Mahfud juga mengungkapkan bahwa dirinya telah memberikan peringatan mengenai potensi kerumitan hubungan ini jauh sebelum pelantikan Presiden terpilih. “Pertengahan Juni 2024, sebelum Prabowo dilantik, saya sudah mengingatkan bahwa akan sulit menangani hubungan jaksa dan polisi karena mereka tidak mau bertemu,” tambahnya.
Kawal Kasus Febrie Adriansyah
Terkait kasus yang menyeret Febrie Adriansyah, Mahfud meminta publik untuk terus melakukan pengawasan ketat. Ia khawatir jika tekanan publik melemah, proses hukum perkara tersebut tidak akan berjalan maksimal saat berkas dilimpahkan dari Polri ke Kejaksaan Agung.
“Apabila publik diam, kasus ini bisa gagal P21 atau pasalnya berubah dari korupsi menjadi gratifikasi,” tegas Mahfud.
Perkembangan Penyidikan:
Penyidik Polri telah menggeledah 13 lokasi, termasuk rumah Febrie di Sentul, Bogor. Hingga saat ini, polisi telah memeriksa 15 saksi dan dua ahli, serta menetapkan dua tersangka, termasuk Febrie Adriansyah.

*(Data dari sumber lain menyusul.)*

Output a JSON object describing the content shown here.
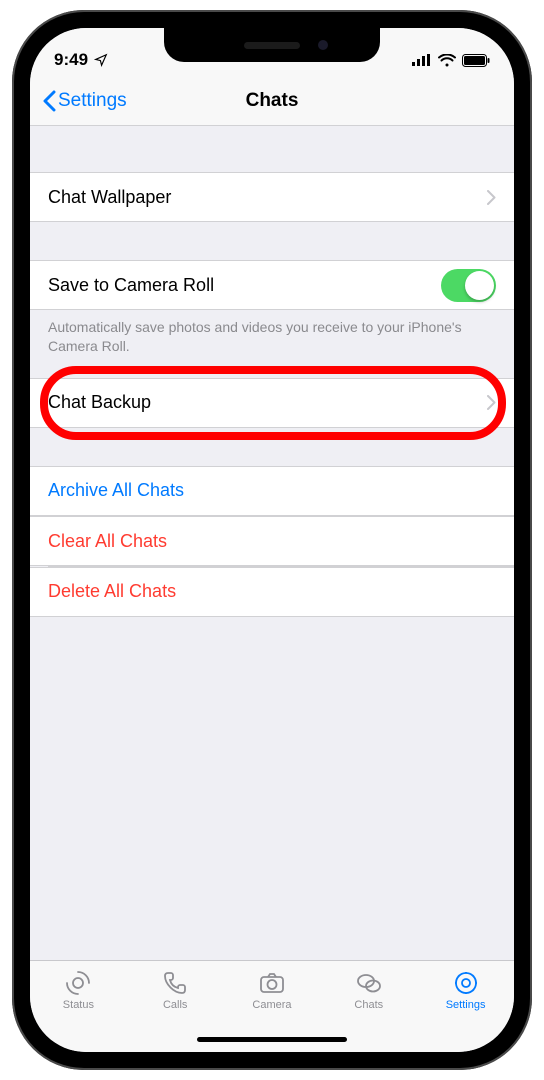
{
  "status": {
    "time": "9:49"
  },
  "nav": {
    "back_label": "Settings",
    "title": "Chats"
  },
  "rows": {
    "wallpaper": "Chat Wallpaper",
    "camera_roll": "Save to Camera Roll",
    "camera_roll_footer": "Automatically save photos and videos you receive to your iPhone's Camera Roll.",
    "backup": "Chat Backup",
    "archive": "Archive All Chats",
    "clear": "Clear All Chats",
    "delete": "Delete All Chats"
  },
  "tabs": {
    "status": "Status",
    "calls": "Calls",
    "camera": "Camera",
    "chats": "Chats",
    "settings": "Settings"
  }
}
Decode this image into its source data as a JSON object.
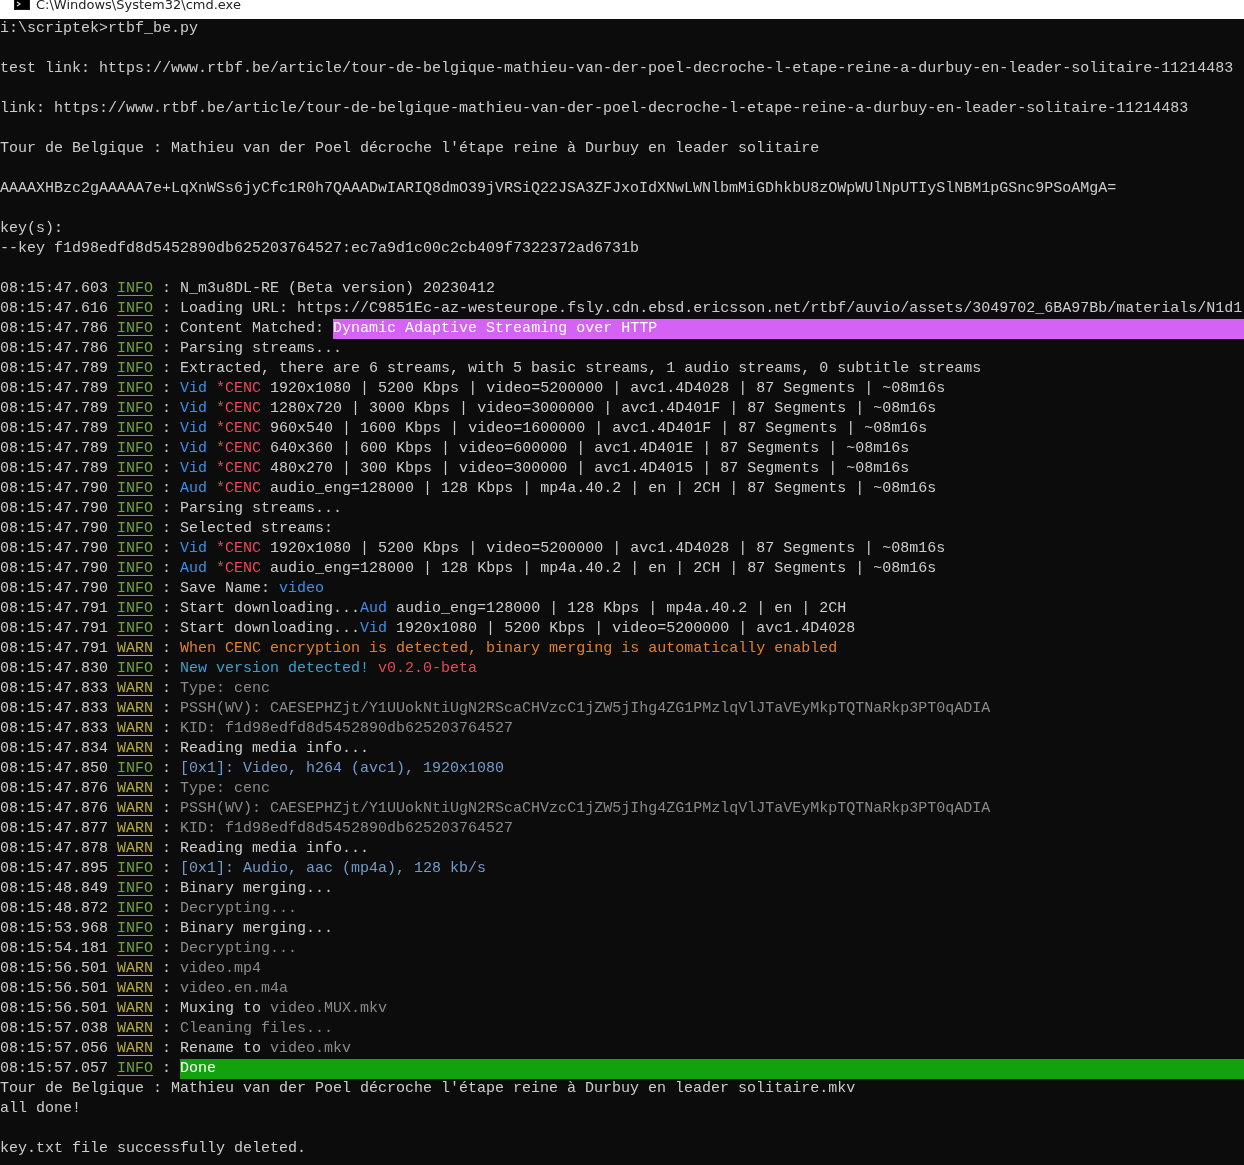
{
  "window": {
    "title": "C:\\Windows\\System32\\cmd.exe"
  },
  "lines": [
    {
      "kind": "plain",
      "text": "i:\\scriptek>rtbf_be.py"
    },
    {
      "kind": "blank"
    },
    {
      "kind": "plain",
      "text": "test link: https://www.rtbf.be/article/tour-de-belgique-mathieu-van-der-poel-decroche-l-etape-reine-a-durbuy-en-leader-solitaire-11214483"
    },
    {
      "kind": "blank"
    },
    {
      "kind": "plain",
      "text": "link: https://www.rtbf.be/article/tour-de-belgique-mathieu-van-der-poel-decroche-l-etape-reine-a-durbuy-en-leader-solitaire-11214483"
    },
    {
      "kind": "blank"
    },
    {
      "kind": "plain",
      "text": "Tour de Belgique : Mathieu van der Poel décroche l'étape reine à Durbuy en leader solitaire"
    },
    {
      "kind": "blank"
    },
    {
      "kind": "plain",
      "text": "AAAAXHBzc2gAAAAA7e+LqXnWSs6jyCfc1R0h7QAAADwIARIQ8dmO39jVRSiQ22JSA3ZFJxoIdXNwLWNlbmMiGDhkbU8zOWpWUlNpUTIySlNBM1pGSnc9PSoAMgA="
    },
    {
      "kind": "blank"
    },
    {
      "kind": "plain",
      "text": "key(s):"
    },
    {
      "kind": "plain",
      "text": "--key f1d98edfd8d5452890db625203764527:ec7a9d1c00c2cb409f7322372ad6731b"
    },
    {
      "kind": "blank"
    },
    {
      "kind": "log",
      "time": "08:15:47.603",
      "level": "INFO",
      "sep": ":",
      "parts": [
        {
          "text": "N_m3u8DL-RE (Beta version) 20230412",
          "kind": "normal"
        }
      ]
    },
    {
      "kind": "log",
      "time": "08:15:47.616",
      "level": "INFO",
      "sep": ":",
      "parts": [
        {
          "text": "Loading URL: https://C9851Ec-az-westeurope.fsly.cdn.ebsd.ericsson.net/rtbf/auvio/assets/3049702_6BA97Bb/materials/N1d1",
          "kind": "normal"
        }
      ]
    },
    {
      "kind": "log",
      "time": "08:15:47.786",
      "level": "INFO",
      "sep": ":",
      "parts": [
        {
          "text": "Content Matched:",
          "kind": "normal"
        },
        {
          "text": "Dynamic Adaptive Streaming over HTTP",
          "kind": "magenta-bar"
        }
      ]
    },
    {
      "kind": "log",
      "time": "08:15:47.786",
      "level": "INFO",
      "sep": ":",
      "parts": [
        {
          "text": "Parsing streams...",
          "kind": "normal"
        }
      ]
    },
    {
      "kind": "log",
      "time": "08:15:47.789",
      "level": "INFO",
      "sep": ":",
      "parts": [
        {
          "text": "Extracted, there are 6 streams, with 5 basic streams, 1 audio streams, 0 subtitle streams",
          "kind": "normal"
        }
      ]
    },
    {
      "kind": "log",
      "time": "08:15:47.789",
      "level": "INFO",
      "sep": ":",
      "parts": [
        {
          "text": "Vid",
          "kind": "blue"
        },
        {
          "text": "*CENC",
          "kind": "red"
        },
        {
          "text": "1920x1080 | 5200 Kbps | video=5200000 | avc1.4D4028 | 87 Segments | ~08m16s",
          "kind": "normal"
        }
      ]
    },
    {
      "kind": "log",
      "time": "08:15:47.789",
      "level": "INFO",
      "sep": ":",
      "parts": [
        {
          "text": "Vid",
          "kind": "blue"
        },
        {
          "text": "*CENC",
          "kind": "red"
        },
        {
          "text": "1280x720 | 3000 Kbps | video=3000000 | avc1.4D401F | 87 Segments | ~08m16s",
          "kind": "normal"
        }
      ]
    },
    {
      "kind": "log",
      "time": "08:15:47.789",
      "level": "INFO",
      "sep": ":",
      "parts": [
        {
          "text": "Vid",
          "kind": "blue"
        },
        {
          "text": "*CENC",
          "kind": "red"
        },
        {
          "text": "960x540 | 1600 Kbps | video=1600000 | avc1.4D401F | 87 Segments | ~08m16s",
          "kind": "normal"
        }
      ]
    },
    {
      "kind": "log",
      "time": "08:15:47.789",
      "level": "INFO",
      "sep": ":",
      "parts": [
        {
          "text": "Vid",
          "kind": "blue"
        },
        {
          "text": "*CENC",
          "kind": "red"
        },
        {
          "text": "640x360 | 600 Kbps | video=600000 | avc1.4D401E | 87 Segments | ~08m16s",
          "kind": "normal"
        }
      ]
    },
    {
      "kind": "log",
      "time": "08:15:47.789",
      "level": "INFO",
      "sep": ":",
      "parts": [
        {
          "text": "Vid",
          "kind": "blue"
        },
        {
          "text": "*CENC",
          "kind": "red"
        },
        {
          "text": "480x270 | 300 Kbps | video=300000 | avc1.4D4015 | 87 Segments | ~08m16s",
          "kind": "normal"
        }
      ]
    },
    {
      "kind": "log",
      "time": "08:15:47.790",
      "level": "INFO",
      "sep": ":",
      "parts": [
        {
          "text": "Aud",
          "kind": "blue"
        },
        {
          "text": "*CENC",
          "kind": "red"
        },
        {
          "text": "audio_eng=128000 | 128 Kbps | mp4a.40.2 | en | 2CH | 87 Segments | ~08m16s",
          "kind": "normal"
        }
      ]
    },
    {
      "kind": "log",
      "time": "08:15:47.790",
      "level": "INFO",
      "sep": ":",
      "parts": [
        {
          "text": "Parsing streams...",
          "kind": "normal"
        }
      ]
    },
    {
      "kind": "log",
      "time": "08:15:47.790",
      "level": "INFO",
      "sep": ":",
      "parts": [
        {
          "text": "Selected streams:",
          "kind": "normal"
        }
      ]
    },
    {
      "kind": "log",
      "time": "08:15:47.790",
      "level": "INFO",
      "sep": ":",
      "parts": [
        {
          "text": "Vid",
          "kind": "blue"
        },
        {
          "text": "*CENC",
          "kind": "red"
        },
        {
          "text": "1920x1080 | 5200 Kbps | video=5200000 | avc1.4D4028 | 87 Segments | ~08m16s",
          "kind": "normal"
        }
      ]
    },
    {
      "kind": "log",
      "time": "08:15:47.790",
      "level": "INFO",
      "sep": ":",
      "parts": [
        {
          "text": "Aud",
          "kind": "blue"
        },
        {
          "text": "*CENC",
          "kind": "red"
        },
        {
          "text": "audio_eng=128000 | 128 Kbps | mp4a.40.2 | en | 2CH | 87 Segments | ~08m16s",
          "kind": "normal"
        }
      ]
    },
    {
      "kind": "log",
      "time": "08:15:47.790",
      "level": "INFO",
      "sep": ":",
      "parts": [
        {
          "text": "Save Name:",
          "kind": "normal"
        },
        {
          "text": "video",
          "kind": "blue"
        }
      ]
    },
    {
      "kind": "log",
      "time": "08:15:47.791",
      "level": "INFO",
      "sep": ":",
      "parts": [
        {
          "text": "Start downloading...",
          "kind": "normal",
          "joined": true
        },
        {
          "text": "Aud",
          "kind": "blue"
        },
        {
          "text": "audio_eng=128000 | 128 Kbps | mp4a.40.2 | en | 2CH",
          "kind": "normal"
        }
      ]
    },
    {
      "kind": "log",
      "time": "08:15:47.791",
      "level": "INFO",
      "sep": ":",
      "parts": [
        {
          "text": "Start downloading...",
          "kind": "normal",
          "joined": true
        },
        {
          "text": "Vid",
          "kind": "blue"
        },
        {
          "text": "1920x1080 | 5200 Kbps | video=5200000 | avc1.4D4028",
          "kind": "normal"
        }
      ]
    },
    {
      "kind": "log",
      "time": "08:15:47.791",
      "level": "WARN",
      "sep": ":",
      "parts": [
        {
          "text": "When CENC encryption is detected, binary merging is automatically enabled",
          "kind": "orange"
        }
      ]
    },
    {
      "kind": "log",
      "time": "08:15:47.830",
      "level": "INFO",
      "sep": ":",
      "parts": [
        {
          "text": "New version detected!",
          "kind": "cyan"
        },
        {
          "text": "v0.2.0-beta",
          "kind": "red"
        }
      ]
    },
    {
      "kind": "log",
      "time": "08:15:47.833",
      "level": "WARN",
      "sep": ":",
      "parts": [
        {
          "text": "Type: cenc",
          "kind": "dim"
        }
      ]
    },
    {
      "kind": "log",
      "time": "08:15:47.833",
      "level": "WARN",
      "sep": ":",
      "parts": [
        {
          "text": "PSSH(WV): CAESEPHZjt/Y1UUokNtiUgN2RScaCHVzcC1jZW5jIhg4ZG1PMzlqVlJTaVEyMkpTQTNaRkp3PT0qADIA",
          "kind": "dim"
        }
      ]
    },
    {
      "kind": "log",
      "time": "08:15:47.833",
      "level": "WARN",
      "sep": ":",
      "parts": [
        {
          "text": "KID: f1d98edfd8d5452890db625203764527",
          "kind": "dim"
        }
      ]
    },
    {
      "kind": "log",
      "time": "08:15:47.834",
      "level": "WARN",
      "sep": ":",
      "parts": [
        {
          "text": "Reading media info...",
          "kind": "normal"
        }
      ]
    },
    {
      "kind": "log",
      "time": "08:15:47.850",
      "level": "INFO",
      "sep": ":",
      "parts": [
        {
          "text": "[0x1]: Video, h264 (avc1), 1920x1080",
          "kind": "steel"
        }
      ]
    },
    {
      "kind": "log",
      "time": "08:15:47.876",
      "level": "WARN",
      "sep": ":",
      "parts": [
        {
          "text": "Type: cenc",
          "kind": "dim"
        }
      ]
    },
    {
      "kind": "log",
      "time": "08:15:47.876",
      "level": "WARN",
      "sep": ":",
      "parts": [
        {
          "text": "PSSH(WV): CAESEPHZjt/Y1UUokNtiUgN2RScaCHVzcC1jZW5jIhg4ZG1PMzlqVlJTaVEyMkpTQTNaRkp3PT0qADIA",
          "kind": "dim"
        }
      ]
    },
    {
      "kind": "log",
      "time": "08:15:47.877",
      "level": "WARN",
      "sep": ":",
      "parts": [
        {
          "text": "KID: f1d98edfd8d5452890db625203764527",
          "kind": "dim"
        }
      ]
    },
    {
      "kind": "log",
      "time": "08:15:47.878",
      "level": "WARN",
      "sep": ":",
      "parts": [
        {
          "text": "Reading media info...",
          "kind": "normal"
        }
      ]
    },
    {
      "kind": "log",
      "time": "08:15:47.895",
      "level": "INFO",
      "sep": ":",
      "parts": [
        {
          "text": "[0x1]: Audio, aac (mp4a), 128 kb/s",
          "kind": "steel"
        }
      ]
    },
    {
      "kind": "log",
      "time": "08:15:48.849",
      "level": "INFO",
      "sep": ":",
      "parts": [
        {
          "text": "Binary merging...",
          "kind": "normal"
        }
      ]
    },
    {
      "kind": "log",
      "time": "08:15:48.872",
      "level": "INFO",
      "sep": ":",
      "parts": [
        {
          "text": "Decrypting...",
          "kind": "dim"
        }
      ]
    },
    {
      "kind": "log",
      "time": "08:15:53.968",
      "level": "INFO",
      "sep": ":",
      "parts": [
        {
          "text": "Binary merging...",
          "kind": "normal"
        }
      ]
    },
    {
      "kind": "log",
      "time": "08:15:54.181",
      "level": "INFO",
      "sep": ":",
      "parts": [
        {
          "text": "Decrypting...",
          "kind": "dim"
        }
      ]
    },
    {
      "kind": "log",
      "time": "08:15:56.501",
      "level": "WARN",
      "sep": ":",
      "parts": [
        {
          "text": "video.mp4",
          "kind": "dim"
        }
      ]
    },
    {
      "kind": "log",
      "time": "08:15:56.501",
      "level": "WARN",
      "sep": ":",
      "parts": [
        {
          "text": "video.en.m4a",
          "kind": "dim"
        }
      ]
    },
    {
      "kind": "log",
      "time": "08:15:56.501",
      "level": "WARN",
      "sep": ":",
      "parts": [
        {
          "text": "Muxing to",
          "kind": "normal"
        },
        {
          "text": "video.MUX.mkv",
          "kind": "dim"
        }
      ]
    },
    {
      "kind": "log",
      "time": "08:15:57.038",
      "level": "WARN",
      "sep": ":",
      "parts": [
        {
          "text": "Cleaning files...",
          "kind": "dim"
        }
      ]
    },
    {
      "kind": "log",
      "time": "08:15:57.056",
      "level": "WARN",
      "sep": ":",
      "parts": [
        {
          "text": "Rename to",
          "kind": "normal"
        },
        {
          "text": "video.mkv",
          "kind": "dim"
        }
      ]
    },
    {
      "kind": "log",
      "time": "08:15:57.057",
      "level": "INFO",
      "sep": ":",
      "parts": [
        {
          "text": "Done",
          "kind": "green-bar"
        }
      ]
    },
    {
      "kind": "plain",
      "text": "Tour de Belgique : Mathieu van der Poel décroche l'étape reine à Durbuy en leader solitaire.mkv"
    },
    {
      "kind": "plain",
      "text": "all done!"
    },
    {
      "kind": "blank"
    },
    {
      "kind": "plain",
      "text": "key.txt file successfully deleted."
    }
  ]
}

Klaim Sinergi dari Kortastipidkor Polri
Di sisi lain, pihak kepolisian menyatakan bahwa penanganan kasus ini tetap mengedepankan kerja sama antar-lembaga. Kabag Ops Kortastipidkor Polri, Kombes Pol. Ahmad Yusuf Afandi, mengonfirmasi bahwa pihaknya telah melimpahkan berkas administrasi tiga perkara korupsi, termasuk yang berkaitan dengan Febrie, ke Kejaksaan Agung secara bertahap.
Kepala Kortastipidkor Polri, Irjen Pol. Totok Suharyanto, menegaskan bahwa pelimpahan tersebut merupakan hasil kesepakatan bersama. “Pelimpahan ini adalah bentuk sinergi penegakan hukum antara Polri dan Kejaksaan Agung,” pungkas Totok.